Todas essas iniciativas são muito importantes porque mostram o reconhecimento


de que administrar uma organização não lucrativa é diferente de administrar uma empresa
privada ou uma empresa pública, trata-se de uma forma de gestão particular. Estão sendo
feitas diversas pesquisas em todo o mundo - e não apenas no campo da administração ou
da economia, mas em todas as outras ciências sociais - procurando entender melhor o
Terceiro Setor e as diferenças entre ele e os dois outros setores da sociedade.
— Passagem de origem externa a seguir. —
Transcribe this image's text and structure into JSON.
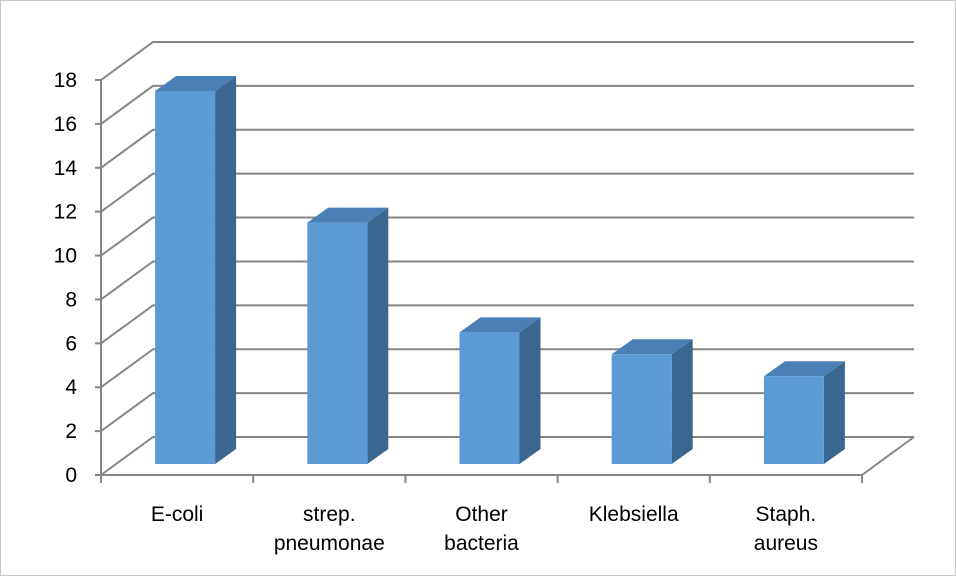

5. Dados sobre o Terceiro Setor

A Johns Hopkins University promoveu uma pesquisa em 1994, da qual iremos


apresentar alguns dados que nos darão uma idéia das dimensões do Terceiro Setor.1 Essa
pesquisa tinha a intenção de avaliar a dimensão econômica do Terceiro Setor (pessoal
empregado, volume de recursos movimentados, origens e aplicações desses recursos,
participação nos diversos campos etc.). A idéia era fazer essa pesquisa em 12 países,
desenvolvidos e em desenvolvimento, nos diversos continentes, que refletissem o estágio
de desenvolvimento do Terceiro Setor. Infelizmente não foi possível realizar tal intento
nos cinco países menos desenvolvidos - dentre os quais o Brasil -; por esse motivo,
iremos apresentar dados apenas sobre os outros países, seis deles desenvolvidos (Estados
Unidos, Alemanha, França, Itália, Reino Unido e Japão) e um integrante do antigo bloco
socialista (Hungria).

Dimensões financeiras

A primeira tabela ilustra os volumes de despesas do setor não lucrativo que foram
encontradas nos sete países que mencionamos. Digna de nota é o respeitável volume
movimentado pelo setor não lucrativo nos EUA. Isso reflete três coisas: a tradição dessa

1
Vide Salamon e Anheier (1994).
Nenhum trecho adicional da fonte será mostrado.